I still remember in 2007, I used princeton's web server, http://go.princeton.edu/cgi-bin/GOTermFinder, to test GO enrichment. I found the background gene number was set to a very large number and all the p values were extremely small. When writing this blog post, I submit a job to this web server and found the gene number of human is setting to 45758. After I found this, I never use this web server again. The result is extremely "significant"! The web sever has an option, "Enter the number of products estimated for your organism". This is ridiculous. It's hard to estimate for ordinary users and it is impossible to estimate it correctly since we don't know the annotation file in used. The default number is too large, 45758 for human, result in many false positive.

Input a gene list as background is useful, for instance we may use all genes that are detectable in microarray experiment or all proteins identified by MS as background. This is an effective way to eliminate bias of using the whole genome. Use the whole genome is not mean to use the total number of gene in the genome as background. By default, KEGG enrichment analyses of clusterProfiler and GeneAnswers are using the whole genome, that is about 5900 genes for human, which are all genes have pathway annotation in the whole genome. Others without annotation are abandoned. This itself is a bias actually, but it's the realistic. If we include all genes no matter they have annotation or not, and setting 20000 or even more as background of human genes, definitely we will get significant result!

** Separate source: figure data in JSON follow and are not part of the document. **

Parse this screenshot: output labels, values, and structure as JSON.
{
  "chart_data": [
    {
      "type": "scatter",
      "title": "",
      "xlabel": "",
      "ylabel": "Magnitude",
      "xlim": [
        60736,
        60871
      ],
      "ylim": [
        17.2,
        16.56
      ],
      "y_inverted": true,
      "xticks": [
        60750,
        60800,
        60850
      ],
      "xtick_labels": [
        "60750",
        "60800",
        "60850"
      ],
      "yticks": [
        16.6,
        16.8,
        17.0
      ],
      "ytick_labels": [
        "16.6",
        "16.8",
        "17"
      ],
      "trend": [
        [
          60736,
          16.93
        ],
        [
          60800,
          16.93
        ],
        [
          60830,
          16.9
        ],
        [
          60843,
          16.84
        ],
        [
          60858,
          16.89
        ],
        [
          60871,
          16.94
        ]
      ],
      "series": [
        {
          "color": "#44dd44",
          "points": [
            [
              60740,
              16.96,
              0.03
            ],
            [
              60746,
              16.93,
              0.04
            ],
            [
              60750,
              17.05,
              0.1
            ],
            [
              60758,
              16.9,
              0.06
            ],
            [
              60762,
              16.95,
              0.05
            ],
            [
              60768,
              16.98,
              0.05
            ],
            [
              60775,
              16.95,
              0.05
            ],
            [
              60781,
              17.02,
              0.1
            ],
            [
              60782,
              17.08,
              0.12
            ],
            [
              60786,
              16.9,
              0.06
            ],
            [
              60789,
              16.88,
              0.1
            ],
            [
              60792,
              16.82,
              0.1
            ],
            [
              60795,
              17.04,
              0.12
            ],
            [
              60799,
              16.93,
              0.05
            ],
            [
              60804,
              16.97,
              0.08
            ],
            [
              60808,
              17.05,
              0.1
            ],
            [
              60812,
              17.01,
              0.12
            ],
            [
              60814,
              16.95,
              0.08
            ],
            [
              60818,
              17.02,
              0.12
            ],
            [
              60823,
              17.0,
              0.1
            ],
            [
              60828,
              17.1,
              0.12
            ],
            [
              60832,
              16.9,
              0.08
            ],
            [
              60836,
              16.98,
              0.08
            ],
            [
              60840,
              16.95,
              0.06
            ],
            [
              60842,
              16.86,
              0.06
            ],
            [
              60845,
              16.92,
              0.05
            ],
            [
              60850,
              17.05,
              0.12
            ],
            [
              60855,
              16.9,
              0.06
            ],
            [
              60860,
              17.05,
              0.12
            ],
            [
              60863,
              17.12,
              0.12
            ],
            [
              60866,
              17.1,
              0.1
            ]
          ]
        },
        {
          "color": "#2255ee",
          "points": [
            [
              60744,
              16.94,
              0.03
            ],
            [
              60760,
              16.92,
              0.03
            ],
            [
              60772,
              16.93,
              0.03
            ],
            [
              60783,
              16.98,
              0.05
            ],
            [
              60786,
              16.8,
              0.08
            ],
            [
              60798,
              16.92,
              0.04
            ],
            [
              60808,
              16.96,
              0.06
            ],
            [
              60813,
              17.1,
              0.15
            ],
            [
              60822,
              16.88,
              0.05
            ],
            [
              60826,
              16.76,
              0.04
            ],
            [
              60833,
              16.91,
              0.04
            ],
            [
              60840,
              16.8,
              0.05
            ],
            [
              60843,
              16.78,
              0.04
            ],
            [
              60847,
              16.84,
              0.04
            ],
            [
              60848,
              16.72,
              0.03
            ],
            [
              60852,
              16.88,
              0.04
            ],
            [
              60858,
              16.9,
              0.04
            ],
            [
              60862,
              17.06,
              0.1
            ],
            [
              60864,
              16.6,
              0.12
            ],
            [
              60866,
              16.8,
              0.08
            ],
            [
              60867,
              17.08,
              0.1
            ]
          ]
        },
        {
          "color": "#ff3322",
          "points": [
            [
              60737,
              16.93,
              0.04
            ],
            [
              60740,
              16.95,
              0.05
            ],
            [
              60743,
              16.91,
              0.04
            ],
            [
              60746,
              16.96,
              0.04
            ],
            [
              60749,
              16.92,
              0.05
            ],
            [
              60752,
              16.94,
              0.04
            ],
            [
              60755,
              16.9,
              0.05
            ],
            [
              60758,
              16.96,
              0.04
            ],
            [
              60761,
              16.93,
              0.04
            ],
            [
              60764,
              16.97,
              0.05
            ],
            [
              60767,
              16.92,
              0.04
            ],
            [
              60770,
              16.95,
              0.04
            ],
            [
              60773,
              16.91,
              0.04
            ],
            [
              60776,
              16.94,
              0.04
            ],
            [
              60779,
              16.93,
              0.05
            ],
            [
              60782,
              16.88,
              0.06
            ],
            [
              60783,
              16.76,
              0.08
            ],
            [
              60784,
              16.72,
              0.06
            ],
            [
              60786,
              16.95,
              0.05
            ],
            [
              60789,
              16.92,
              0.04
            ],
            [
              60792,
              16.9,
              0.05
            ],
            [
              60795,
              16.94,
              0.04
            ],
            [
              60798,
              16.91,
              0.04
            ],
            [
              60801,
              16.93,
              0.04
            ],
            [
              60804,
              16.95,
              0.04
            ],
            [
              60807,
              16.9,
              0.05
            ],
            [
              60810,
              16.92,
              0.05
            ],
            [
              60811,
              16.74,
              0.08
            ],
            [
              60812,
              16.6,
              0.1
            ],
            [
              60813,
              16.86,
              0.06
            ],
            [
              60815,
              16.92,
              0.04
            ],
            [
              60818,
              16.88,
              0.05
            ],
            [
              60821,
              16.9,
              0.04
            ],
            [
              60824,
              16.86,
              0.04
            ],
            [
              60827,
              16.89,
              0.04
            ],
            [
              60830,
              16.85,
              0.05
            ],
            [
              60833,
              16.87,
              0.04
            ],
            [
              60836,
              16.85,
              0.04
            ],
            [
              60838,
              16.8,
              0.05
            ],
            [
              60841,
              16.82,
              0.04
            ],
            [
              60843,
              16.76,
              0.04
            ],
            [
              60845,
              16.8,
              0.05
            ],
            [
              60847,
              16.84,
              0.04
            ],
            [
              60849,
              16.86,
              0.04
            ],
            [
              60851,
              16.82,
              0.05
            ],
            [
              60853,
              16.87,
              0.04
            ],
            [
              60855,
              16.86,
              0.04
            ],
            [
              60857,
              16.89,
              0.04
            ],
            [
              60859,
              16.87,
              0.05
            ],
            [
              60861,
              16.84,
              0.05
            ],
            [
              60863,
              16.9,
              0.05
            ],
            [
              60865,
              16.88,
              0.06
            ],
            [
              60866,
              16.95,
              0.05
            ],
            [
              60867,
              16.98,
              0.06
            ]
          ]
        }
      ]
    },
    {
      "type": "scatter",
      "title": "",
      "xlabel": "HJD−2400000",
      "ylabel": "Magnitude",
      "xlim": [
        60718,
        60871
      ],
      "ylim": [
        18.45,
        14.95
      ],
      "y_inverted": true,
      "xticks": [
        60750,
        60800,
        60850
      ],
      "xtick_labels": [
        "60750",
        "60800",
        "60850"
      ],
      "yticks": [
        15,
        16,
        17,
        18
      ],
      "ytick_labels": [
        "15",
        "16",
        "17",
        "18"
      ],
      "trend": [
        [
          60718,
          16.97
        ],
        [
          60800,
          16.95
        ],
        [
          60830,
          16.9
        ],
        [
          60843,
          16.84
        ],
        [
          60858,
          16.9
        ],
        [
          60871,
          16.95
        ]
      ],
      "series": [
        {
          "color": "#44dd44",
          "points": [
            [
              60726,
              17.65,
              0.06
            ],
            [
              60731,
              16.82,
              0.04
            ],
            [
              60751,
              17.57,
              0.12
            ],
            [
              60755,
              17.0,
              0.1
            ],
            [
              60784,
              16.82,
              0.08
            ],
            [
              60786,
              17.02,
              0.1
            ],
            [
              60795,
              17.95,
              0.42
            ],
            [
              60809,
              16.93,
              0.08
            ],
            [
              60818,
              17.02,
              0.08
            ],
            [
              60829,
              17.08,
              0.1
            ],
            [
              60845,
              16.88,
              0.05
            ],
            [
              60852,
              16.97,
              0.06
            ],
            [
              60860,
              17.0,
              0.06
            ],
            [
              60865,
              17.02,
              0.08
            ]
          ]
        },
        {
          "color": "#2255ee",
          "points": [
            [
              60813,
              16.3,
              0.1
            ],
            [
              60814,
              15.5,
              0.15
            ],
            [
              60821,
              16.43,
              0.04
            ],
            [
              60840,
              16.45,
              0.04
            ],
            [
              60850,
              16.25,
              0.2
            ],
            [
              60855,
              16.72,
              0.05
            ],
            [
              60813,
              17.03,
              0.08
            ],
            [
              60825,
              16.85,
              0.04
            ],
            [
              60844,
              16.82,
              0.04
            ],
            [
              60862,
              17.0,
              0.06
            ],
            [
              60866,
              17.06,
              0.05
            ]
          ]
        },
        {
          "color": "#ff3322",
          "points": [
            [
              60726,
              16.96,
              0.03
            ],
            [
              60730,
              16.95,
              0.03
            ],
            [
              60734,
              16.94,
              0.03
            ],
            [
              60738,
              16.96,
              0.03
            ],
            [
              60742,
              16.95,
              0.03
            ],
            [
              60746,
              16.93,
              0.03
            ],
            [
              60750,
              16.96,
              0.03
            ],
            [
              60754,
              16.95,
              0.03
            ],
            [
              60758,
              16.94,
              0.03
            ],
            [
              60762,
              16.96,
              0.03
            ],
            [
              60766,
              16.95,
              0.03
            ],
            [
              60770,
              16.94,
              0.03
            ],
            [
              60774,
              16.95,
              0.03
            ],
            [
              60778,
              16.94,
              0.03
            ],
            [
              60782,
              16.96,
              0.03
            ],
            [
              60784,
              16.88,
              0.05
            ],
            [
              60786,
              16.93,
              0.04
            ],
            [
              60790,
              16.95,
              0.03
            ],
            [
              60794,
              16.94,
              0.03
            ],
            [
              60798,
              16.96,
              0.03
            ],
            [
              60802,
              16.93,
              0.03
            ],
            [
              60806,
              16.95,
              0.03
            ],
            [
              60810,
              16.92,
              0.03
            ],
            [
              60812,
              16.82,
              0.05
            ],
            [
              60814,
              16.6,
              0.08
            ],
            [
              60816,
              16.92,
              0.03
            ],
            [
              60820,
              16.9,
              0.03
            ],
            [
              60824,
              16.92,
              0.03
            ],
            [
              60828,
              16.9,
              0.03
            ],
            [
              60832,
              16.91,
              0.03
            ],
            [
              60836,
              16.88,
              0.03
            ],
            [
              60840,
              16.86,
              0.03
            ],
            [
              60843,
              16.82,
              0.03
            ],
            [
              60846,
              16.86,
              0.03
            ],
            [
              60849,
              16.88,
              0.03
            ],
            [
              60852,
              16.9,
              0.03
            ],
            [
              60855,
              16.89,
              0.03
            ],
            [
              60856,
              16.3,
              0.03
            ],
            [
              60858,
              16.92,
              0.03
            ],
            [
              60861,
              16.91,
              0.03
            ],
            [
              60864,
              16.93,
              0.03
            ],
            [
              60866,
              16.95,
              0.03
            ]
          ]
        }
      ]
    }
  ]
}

But it is man-made significant.

As I replied to kaji331, if p values obtained by different software are different, trust the one produce larger p values. Many user will choose a software give a more "significant" result, but trust me, you are making type I error. Conservatively, always choose the one give you larger p-values if you know nothing about the calculation. Software that never "fail" is untrustable.